We love it steamed mixed into a gluten-free pasta, or topped on a salad or a great easy and quick sidedish for wild salmon dinner or vegan chickpea burgers. My 5 year old daughter is fine with just a plate full of steamed cold asparagus spears – and they’re gone during playtime in minutes. (she’s good at multitasking this way! ;)
Read more about the health benefits of Asparagus, after the jump.
Health benefits of Asparagus
- Asparagus is a very low calorie vegetable. 100 g fresh spears give only 20 calories. More calories will be burnt to digest than gained, the fact, which fits into the category of low calorie or negative-calorie vegetables.
- In addition, the spears contain moderate levels of dietary-fiber. 100 g of fresh spears provide 2.1 g of roughage. Dietary fiber helps control constipation conditions, decrease bad (LDL) cholesterol levels by binding to it in the intestines, and regulate blood sugar levels. Studies suggest that high-fiber diet help cut down colon-rectal cancer risks by preventing toxic compounds in the food from absorption.
- Its shoots have long been used in many traditional medicines to treat conditions like dropsy andirritable bowel syndrome.
- Fresh asparagus spears are the good source of anti-oxidants such as lutein, zea-xanthin, carotenes, and crypto-xanthins. Together, these flavonoid compounds help remove harmful oxidant free radicals from the body protect it from possible cancer, neuro-degenerative diseases, and viral infections. Their total antioxidant strength, measured in terms of oxygen radical absorbance capacity (ORAC value), is 2150 µmol TE/100 g.
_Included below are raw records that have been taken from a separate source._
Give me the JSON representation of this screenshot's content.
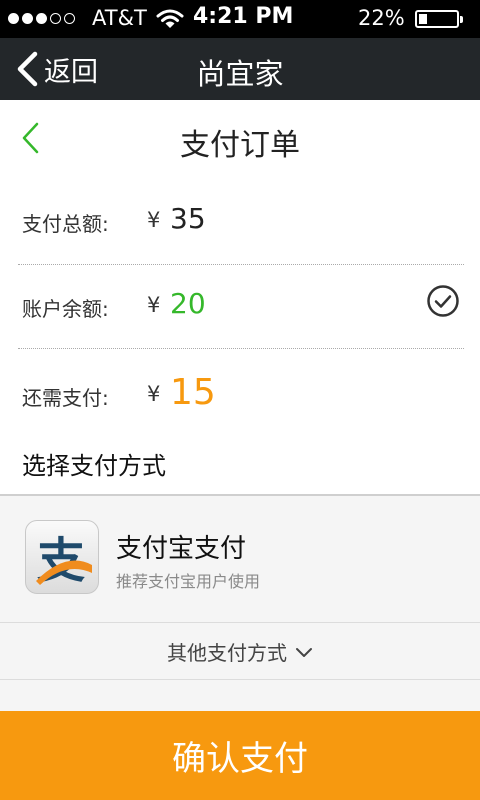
{
  "status_bar": {
    "carrier": "AT&T",
    "time": "4:21 PM",
    "battery": "22%"
  },
  "nav": {
    "back_label": "返回",
    "title": "尚宜家"
  },
  "order": {
    "title": "支付订单",
    "total": {
      "label": "支付总额:",
      "currency": "¥",
      "amount": "35"
    },
    "balance": {
      "label": "账户余额:",
      "currency": "¥",
      "amount": "20"
    },
    "remaining": {
      "label": "还需支付:",
      "currency": "¥",
      "amount": "15"
    },
    "select_method": "选择支付方式"
  },
  "alipay": {
    "name": "支付宝支付",
    "desc": "推荐支付宝用户使用"
  },
  "other_methods": "其他支付方式",
  "confirm": "确认支付",
  "colors": {
    "green": "#35b82b",
    "orange": "#f7990f",
    "nav_bg": "#23272a"
  }
}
- Fresh asparagus are rich in folates. 100 g of spears provide about 54 µg or 14% of RDA of folic acid. Folates are one of the important co-factors for DNA synthesis inside the cell. Scientific studies have shown that adequate consumption of folates in the diet during pre-conception period and during early pregnancy, help prevents neural tube defects in the newborn baby.
- The shoots are also rich in B-complex group of vitamins such as thiamin, riboflavin, niacin, vitamin B-6 (pyridoxine), and pantothenic acid those are essential for optimum cellular enzymatic and metabolic functions.
- Fresh asparagus also contains fair amounts of anti-oxidant vitamins such as vitamin-C, vitamin-A, and vitamin-E. Regular consumption of foods rich in these vitamins helps the body develop resistance against infectious agents and scavenge harmful, pro-inflammatory free radicals from the body.
- Its shoots are also good source of vitamin K; provide about 35% of DRI. Vitamin K has potential role bone health by promoting osteotrophic (bone formation) activity. Adequate vitamin-K levels in the diet help limiting neuronal damage in the brain; thus, has established role in the treatment of patients suffering from Alzheimer’s disease.
- Asparagus is good in minerals, especially copper and iron. In addition, it has small amounts of some other essential minerals and electrolytes such as calcium, potassium, manganese, and phosphorus.Potassium is an important component of cell and body fluids that helps controlling heart rate and blood pressure by countering effects of sodium. Manganese is used by the body as a co-factor for the antioxidant enzyme, superoxide dismutase. Copper is required in the production of red blood cells.Iron is required for cellular respiration and red blood cell formation.
What’s your favourite way of eating Asparagus?